Daha önce sizinle Şeker Portakalı' nı paylaşmıştım. Hatırlayacaksınız. Aklıma geliyor da, bizim de Zeze gibi çocuklarımız yok mu? Öylesine delişmen, çılgın, maceraperest. Hani şu bizim yaramaz, bundan adam olmaz dediğimiz cinsten çocuklar...
Biliyorsunuz bahsettim, Zeze, Vasconcelos' un kendi çocukluğu. Kitapta da çok sık geçiyor, Zeze' nin asla iyi yerlere gelemeyeceğini düşünüyor ailesi, çevresi. Oysa bakın yazara! Bugün bu ismi dünyada tanımayan bilmeyen okursever yok!

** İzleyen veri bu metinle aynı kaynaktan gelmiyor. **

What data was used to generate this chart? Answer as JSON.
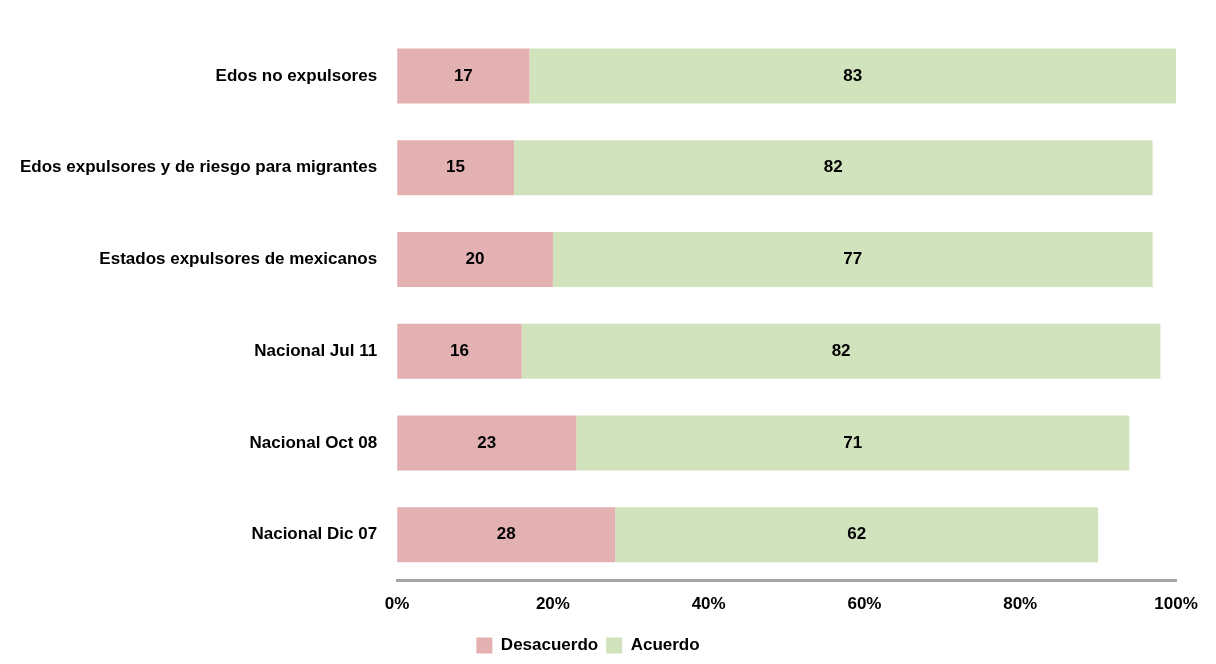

Ne bekliyoruz çocuklarımızdan? Neler istiyoruz? Her şey yüksek ders notlarından, derece yapılası sınavlardan ibaret mi evlatlarımız için çizdiğimiz gelecek planlarında? Soruyor muyuz onlar ne isterdi, nasıl bir yaşam isterdi diye? Ortaya çıkarmaya çalışıyor muyuz saklı yeteneklerini? Yoksa tam tersi mi yaptığımız? Farklılaştıklarında törpülemek mi her birini?
Kandırmayalım kendimizi. Biz asla ikinci yolu seçmiyoruz. Zor çünkü o. Kolay olan herkes gibi olmak ve herkes gibi yetiştirmek çocuklarımızı da. Yani aslında kendimiz gibi. Birer fotokopimizi çekip katıyoruz hayata. Çocuklarımız bizlerin kopyası olmaktan öte gidemiyor.
Oysa her çocuk bambaşka bir gezegen. Biri Dünya, biri Mars, bir diğeri Uranüs. Ne yani, bulamadık biz diye yok mu şimdi Mars' ta da yaşam? Kim kesin konuşabilir? Ya da değişmez mi bu kanılar?
Keşfetmeye hazırsak her gezegeni, her çocuğu, elbet ulaşacağız onların gizli hazinelerine.
Bırakın çocuklar "çocuk" kalsın! Siz ne derseniz deyin adına: Yaramaz, hayta... Neyi değiştirir ki bu? Çocuk "çocuksa" gerçekleştiremeyeceği hiçbir mucize yoktur şu hayatta.